Combinatorics – Identity Involving Stirling Numbers and Binomial Coefficients

Question

Need to prove:

$$\sum\limits_{k=0}^{n} \binom nk k^r x^k = \sum\limits_{j=0}^{r} \binom nj j! (1+x)^{n-j} x^j S(r,j)$$
where $S (n, k)$ denotes a Stirling number of second kind, the number of partitions of a set with $n$ elements into $k$ blocks.

Answer 1

I claim first that

$$\binom{n}kk^r=\sum_{i=\max\{0,k-r\}}^k\binom{n}{i,k-i,n-k}{r\brace{k-i}}(k-i)!\;.\tag{1}$$

The lefthand side of $(1)$ clearly counts the ways to choose $K\subseteq[n]$ such that $|K|=k$ and then choose a function from $[r]$ to $K$. The $i$ term on the righthand side of $(1)$ counts the ways to choose a $k$-element subset $K$ of $[n]$, choose an $i$-element subset $I$ of $K$, and then choose a function from $[r]$ onto $K\setminus I$. Clearly this is possible if and only if $\max\{0,k-r\}\le i\le k$, so the two sides of $(1)$ count the same thing.

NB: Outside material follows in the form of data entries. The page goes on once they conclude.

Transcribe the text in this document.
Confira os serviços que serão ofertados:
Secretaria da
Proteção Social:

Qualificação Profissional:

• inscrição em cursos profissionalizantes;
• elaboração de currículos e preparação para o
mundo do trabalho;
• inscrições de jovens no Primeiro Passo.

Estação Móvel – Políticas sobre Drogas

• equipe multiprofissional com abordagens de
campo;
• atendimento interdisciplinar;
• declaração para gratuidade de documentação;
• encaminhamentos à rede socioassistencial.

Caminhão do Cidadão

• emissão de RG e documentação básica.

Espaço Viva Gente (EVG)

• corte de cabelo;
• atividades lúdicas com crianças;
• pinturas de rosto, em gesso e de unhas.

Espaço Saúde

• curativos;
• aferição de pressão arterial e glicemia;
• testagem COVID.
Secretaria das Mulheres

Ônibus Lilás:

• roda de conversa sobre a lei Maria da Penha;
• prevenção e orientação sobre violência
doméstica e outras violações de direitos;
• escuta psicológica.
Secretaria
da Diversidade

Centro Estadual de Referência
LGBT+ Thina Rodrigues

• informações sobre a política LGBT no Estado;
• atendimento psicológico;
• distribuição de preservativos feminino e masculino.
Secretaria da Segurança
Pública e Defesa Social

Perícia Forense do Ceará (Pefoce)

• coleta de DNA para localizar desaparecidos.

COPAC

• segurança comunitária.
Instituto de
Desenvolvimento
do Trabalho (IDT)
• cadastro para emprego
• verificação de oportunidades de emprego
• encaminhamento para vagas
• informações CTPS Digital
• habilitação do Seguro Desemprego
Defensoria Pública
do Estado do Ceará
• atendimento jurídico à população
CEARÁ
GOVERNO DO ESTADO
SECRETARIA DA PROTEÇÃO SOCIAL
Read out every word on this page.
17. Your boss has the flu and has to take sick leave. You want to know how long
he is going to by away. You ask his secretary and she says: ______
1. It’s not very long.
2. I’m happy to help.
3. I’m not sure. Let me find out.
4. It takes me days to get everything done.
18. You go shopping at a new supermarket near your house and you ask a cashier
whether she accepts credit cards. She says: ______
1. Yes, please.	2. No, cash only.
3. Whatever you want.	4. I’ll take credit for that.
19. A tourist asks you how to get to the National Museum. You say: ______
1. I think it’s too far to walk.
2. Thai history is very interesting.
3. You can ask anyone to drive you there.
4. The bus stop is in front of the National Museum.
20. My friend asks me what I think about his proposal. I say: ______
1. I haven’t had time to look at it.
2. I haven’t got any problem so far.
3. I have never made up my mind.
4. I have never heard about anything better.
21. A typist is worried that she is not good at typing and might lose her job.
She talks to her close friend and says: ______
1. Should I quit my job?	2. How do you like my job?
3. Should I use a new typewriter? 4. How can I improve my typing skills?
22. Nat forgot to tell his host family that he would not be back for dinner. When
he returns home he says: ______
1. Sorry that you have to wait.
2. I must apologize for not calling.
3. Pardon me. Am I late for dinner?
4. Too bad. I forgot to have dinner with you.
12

Now just rearrange the righthand side of the desired identity, expanding $(1+x)^{n-j}$ by the binomial theorem, making a change of index ($k=i+j$), and reversing the order of summation:

$$\begin{align*} \sum_{j=0}^r\binom{n}j{r\brace j}j!(1+x)^{n-j}x^j&=\sum_{j=0}^r\binom{n}j{r\brace j}j!x^j\sum_{i=0}^{n-j}\binom{n-j}ix^i\\\\ &=\sum_{i=0}^n\sum_{j=0}^{\min\{r,n-i\}}\binom{n}j\binom{n-j}i{r\brace j}j!x^{i+j}\\\\ &=\sum_{i=0}^n\sum_{k=i}^{\min\{i+r,n\}}\binom{n}{k-i}\binom{n-k+i}i{r\brace{k-i}}(k-i)!x^k\\\\ &=\sum_{k=0}^n\sum_{i=\max\{0,k-r\}}^k\binom{n}{i,k-i,n-k}{r\brace{k-i}}(k-i)!x^k\;. \end{align*}$$

Finally, apply $(1)$.